L’Assemblée nationale tchadienne a massivement approuvé une série de révisions constitutionnelles qui renforcent considérablement les pouvoirs du président, suscitant des inquiétudes quant à un recul démocratique et à la stabilité politique à long terme dans la région.
Les amendements — adoptés par 171 voix pour, une abstention et aucune voix contre — prolongent la durée du mandat présidentiel de cinq à sept ans et suppriment toutes les limites de mandats, permettant ainsi au président Mahamat Idriss Déby de potentiellement rester au pouvoir indéfiniment. Les modifications seront soumises au Sénat pour approbation finale le 13 octobre, après quoi elles seront promulguées.
Le président Déby est arrivé au pouvoir en 2021 à la suite de la mort de son père, Idriss Déby, tombé au combat après avoir dirigé le Tchad pendant trois décennies.

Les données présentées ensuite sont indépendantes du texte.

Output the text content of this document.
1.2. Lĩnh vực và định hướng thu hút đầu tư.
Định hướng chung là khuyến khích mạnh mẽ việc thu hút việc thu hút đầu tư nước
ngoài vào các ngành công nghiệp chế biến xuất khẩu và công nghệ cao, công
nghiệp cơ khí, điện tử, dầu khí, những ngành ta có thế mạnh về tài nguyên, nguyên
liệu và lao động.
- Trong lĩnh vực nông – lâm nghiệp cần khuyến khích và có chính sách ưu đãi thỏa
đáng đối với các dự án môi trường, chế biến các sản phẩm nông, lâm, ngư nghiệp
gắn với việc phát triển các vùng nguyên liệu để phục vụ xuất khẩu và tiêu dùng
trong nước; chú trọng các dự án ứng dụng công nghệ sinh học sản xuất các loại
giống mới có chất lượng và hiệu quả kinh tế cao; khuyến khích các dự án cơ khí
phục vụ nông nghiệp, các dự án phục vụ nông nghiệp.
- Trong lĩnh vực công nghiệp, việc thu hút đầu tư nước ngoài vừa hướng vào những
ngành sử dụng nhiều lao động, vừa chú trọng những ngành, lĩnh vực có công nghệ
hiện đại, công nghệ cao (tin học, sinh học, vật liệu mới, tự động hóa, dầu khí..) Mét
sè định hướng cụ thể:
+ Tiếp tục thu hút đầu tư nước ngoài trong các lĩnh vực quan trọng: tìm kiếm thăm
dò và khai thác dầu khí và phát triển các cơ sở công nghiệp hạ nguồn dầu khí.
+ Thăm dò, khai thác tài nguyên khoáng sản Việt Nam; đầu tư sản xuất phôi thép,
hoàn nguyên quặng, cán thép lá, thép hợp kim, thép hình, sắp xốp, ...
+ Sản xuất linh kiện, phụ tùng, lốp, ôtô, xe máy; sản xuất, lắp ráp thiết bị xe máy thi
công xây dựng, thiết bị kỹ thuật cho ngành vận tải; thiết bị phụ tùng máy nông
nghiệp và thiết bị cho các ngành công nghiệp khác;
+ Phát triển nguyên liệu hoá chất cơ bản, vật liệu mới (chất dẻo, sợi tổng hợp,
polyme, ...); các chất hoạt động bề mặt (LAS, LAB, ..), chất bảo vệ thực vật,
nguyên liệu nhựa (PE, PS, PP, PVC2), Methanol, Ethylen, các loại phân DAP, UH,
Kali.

Après trois années de direction militaire, Mahamat Déby a revendiqué la victoire lors d’une élection contestée en mai 2024. Son parti a ensuite obtenu la majorité parlementaire en décembre.
Les détracteurs estiment que ces réformes constituent une consolidation du pouvoir par l’élite au pouvoir. « Il y a de moins en moins de voix dissidentes », affirme Remadji Hoinathy de l’Institut d’Études de Sécurité, spécialisé sur l’Afrique. « Cela ouvre clairement la possibilité pour le président et son parti d’établir un bastion durable du pouvoir. »
Les amendements introduisent également un poste de vice-Premier ministre, allongent la durée des mandats parlementaires, et lèvent l’immunité judiciaire pour les responsables poursuivis pour crimes financiers.
Des analystes tel Thomas Mandrup de l’Université de Stellenbosch et du Collège royal de défense du Danemark avertissent que le système politique tchadien « s’éloigne de tout ordre démocratique », le Parlement jouant un rôle de simple « chambre d’enregistrement ».
Ce tournant au Tchad intervient dans un contexte de pauvreté croissante et d’instabilité, avec des effets potentiels en cascade à travers la région du Sahel.
« Pour les défenseurs de la démocratie, les experts en gouvernance, les organisations régionales et les partenaires étrangers, l’enjeu sera désormais de structurer des réponses concrètes — pas seulement des critiques — mais un soutien tangible aux institutions résilientes, à la liberté d’expression, à la transparence et à la légitimité », estime Joshua Muhammed analyste d’ « African Leadership Magazine ».